From data below, calculate the total heat (in J) associated with the conversion of 0.655 mol ethanol gas (C2H6O) at 351°C and 1 atm to liquid ethanol at 25.0°C and 1 atm. (Pay attention to the sign of the heat.)
Boiling point at 1 atm 78.5°C
cgas 1.43 J/g°C
cliquid 2.45 J/g°C
H°vap 40.5 kJ/mol
Using step by step process
Molar mass of ethanol = 2 * 12 + 6 * 1 + 1 * 16 = 46 gm/mol
Mass of ethanol(0.655 mol) = 0.655 mol * 46 gm/mol = 30.13 gms
Step 1: Heat required to cool the ethanol gas from temperature of 351C to 78.5C
Heat = mass * specific heat (g) * (Change in temperature)

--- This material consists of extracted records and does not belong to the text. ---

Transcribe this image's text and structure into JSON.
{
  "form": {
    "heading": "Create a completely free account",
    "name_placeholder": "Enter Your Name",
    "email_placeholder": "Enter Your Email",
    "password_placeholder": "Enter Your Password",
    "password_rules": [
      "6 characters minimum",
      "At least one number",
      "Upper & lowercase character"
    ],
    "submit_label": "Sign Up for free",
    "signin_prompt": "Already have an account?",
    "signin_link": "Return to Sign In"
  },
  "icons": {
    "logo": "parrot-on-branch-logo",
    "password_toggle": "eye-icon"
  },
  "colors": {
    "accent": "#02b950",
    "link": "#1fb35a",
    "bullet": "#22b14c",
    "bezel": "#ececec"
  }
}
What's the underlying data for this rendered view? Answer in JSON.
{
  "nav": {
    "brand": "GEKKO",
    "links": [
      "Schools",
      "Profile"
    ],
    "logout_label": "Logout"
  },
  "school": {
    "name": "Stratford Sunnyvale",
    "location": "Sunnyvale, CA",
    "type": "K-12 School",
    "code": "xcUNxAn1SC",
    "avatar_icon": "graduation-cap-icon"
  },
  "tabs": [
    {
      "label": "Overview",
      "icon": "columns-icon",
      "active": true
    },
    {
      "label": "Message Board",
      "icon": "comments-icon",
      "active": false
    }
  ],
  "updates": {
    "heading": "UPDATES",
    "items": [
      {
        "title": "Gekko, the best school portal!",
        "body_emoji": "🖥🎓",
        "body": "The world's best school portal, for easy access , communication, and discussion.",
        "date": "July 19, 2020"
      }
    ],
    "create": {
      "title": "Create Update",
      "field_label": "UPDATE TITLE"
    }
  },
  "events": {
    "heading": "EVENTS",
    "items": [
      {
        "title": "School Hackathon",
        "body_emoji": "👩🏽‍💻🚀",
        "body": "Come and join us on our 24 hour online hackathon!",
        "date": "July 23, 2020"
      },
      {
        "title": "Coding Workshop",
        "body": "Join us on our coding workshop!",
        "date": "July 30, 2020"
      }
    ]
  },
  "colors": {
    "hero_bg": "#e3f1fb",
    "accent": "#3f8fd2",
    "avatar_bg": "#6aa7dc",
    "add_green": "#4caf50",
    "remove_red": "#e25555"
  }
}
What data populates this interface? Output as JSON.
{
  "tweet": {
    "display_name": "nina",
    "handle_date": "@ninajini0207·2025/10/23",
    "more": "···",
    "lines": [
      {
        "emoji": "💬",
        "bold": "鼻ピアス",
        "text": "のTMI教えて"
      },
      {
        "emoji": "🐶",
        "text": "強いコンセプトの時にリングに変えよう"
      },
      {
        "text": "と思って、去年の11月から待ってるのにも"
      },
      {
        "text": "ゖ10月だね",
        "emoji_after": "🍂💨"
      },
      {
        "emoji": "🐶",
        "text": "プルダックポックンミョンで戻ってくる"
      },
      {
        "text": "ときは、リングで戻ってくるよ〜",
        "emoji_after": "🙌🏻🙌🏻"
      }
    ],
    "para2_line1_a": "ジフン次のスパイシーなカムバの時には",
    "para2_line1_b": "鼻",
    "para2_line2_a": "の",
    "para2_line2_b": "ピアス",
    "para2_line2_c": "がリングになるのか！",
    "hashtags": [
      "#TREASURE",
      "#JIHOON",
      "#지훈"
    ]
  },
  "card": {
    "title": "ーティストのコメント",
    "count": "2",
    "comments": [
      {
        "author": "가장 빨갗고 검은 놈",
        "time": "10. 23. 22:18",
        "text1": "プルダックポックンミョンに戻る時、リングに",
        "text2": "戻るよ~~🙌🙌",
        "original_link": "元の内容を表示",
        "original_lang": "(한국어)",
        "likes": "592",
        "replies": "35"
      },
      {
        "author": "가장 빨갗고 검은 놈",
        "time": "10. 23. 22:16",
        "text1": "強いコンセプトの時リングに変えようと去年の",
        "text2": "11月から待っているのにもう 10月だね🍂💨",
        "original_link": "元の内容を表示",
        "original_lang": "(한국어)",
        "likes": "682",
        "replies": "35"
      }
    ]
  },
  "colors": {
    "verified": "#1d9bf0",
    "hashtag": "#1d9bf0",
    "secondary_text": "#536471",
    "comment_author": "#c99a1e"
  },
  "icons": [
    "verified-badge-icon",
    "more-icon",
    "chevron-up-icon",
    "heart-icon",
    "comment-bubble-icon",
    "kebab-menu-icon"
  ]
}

=> 30.13 * 1.43 * (78.5-351)
=> -11740.90J
Step 2: adding heat of vaporization for 0.655 moles of ethanol
heat of vaporization required = 0.655 mol * (-40 KJ/mol) = -26200 J
Step3: cooling the liquid from 78.5 to 25C
Heat = mass * specific heat (l) * (Change in temperature)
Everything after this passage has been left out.